Linux, you are that third OS that only geeks know about and only hardcore geeks use. You are all the benefits of a UNIX foundation with all the customizable fun Windows users enjoy, but to even greater lengths.

With all the Linux distros out there, surely there can be a mainstream competitor to Windows and OS X. Something that consumer end-users can use and understand, but give them the strength of the other operating systems with less of their respective drawbacks.

I know that for the most part only programmers like you, but that can change. And I'd love to see that change.

JARVIS Interface, as seen in Iron ManNew User Interfaces

Touch is fun for tablets, but too cumbersome for desktop and power-user use. Keyboard shortcuts are incredibly fast, but not good for graphic design. Mice are simple and convenient, but too precise for anything but desktop use.
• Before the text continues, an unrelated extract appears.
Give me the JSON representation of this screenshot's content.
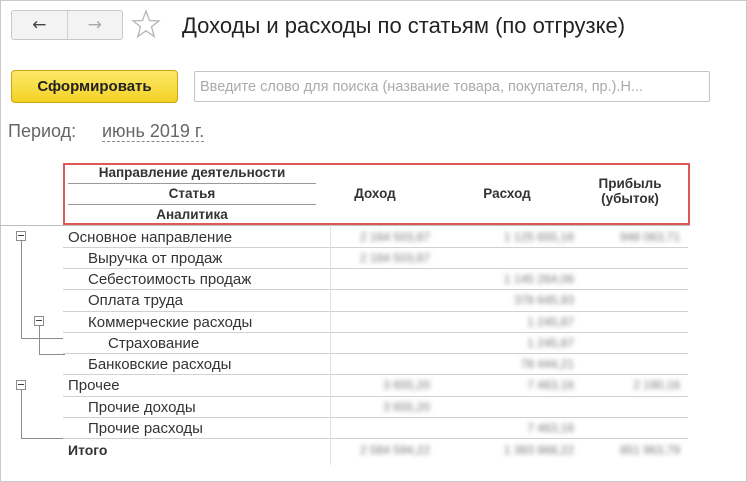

There is great discrepancy here. Right now the current line of thinking is how to better integrate all of these inputs together. But what about thinking outside the box? What about eye-tracking, more semantic voice commands, air gestures, even thought-controlled processes?

All of these exist today in varying stages of early form, but why are they not seen more alongside computer use? A computer UI that understands us negates the need for buttons and wheels. A computer UI that we can mold in our hands negates the need for outlining tools. A computer UI that can keep up with our minds and bodily nuances will respond faster than even the quickest fingertips (no matter what those tips are hitting).

A netbook, smartphone, or tablet isn't what is going to revolutionize computers. Those are not the true "Post-PC era." That domain exists within the realm of how we physically interact with our computers. We have Kinect, Siri, mental-powered kids' games, and optical tracking. We just need to focus more on these fields and better weave them together. Success is when the computer understands us, not when we have to understand the computer.

/Rant

So what do you think? Are these points something we can expect to see improve in 2013, or am I just dreaming wistfully for an ideal but impractical world?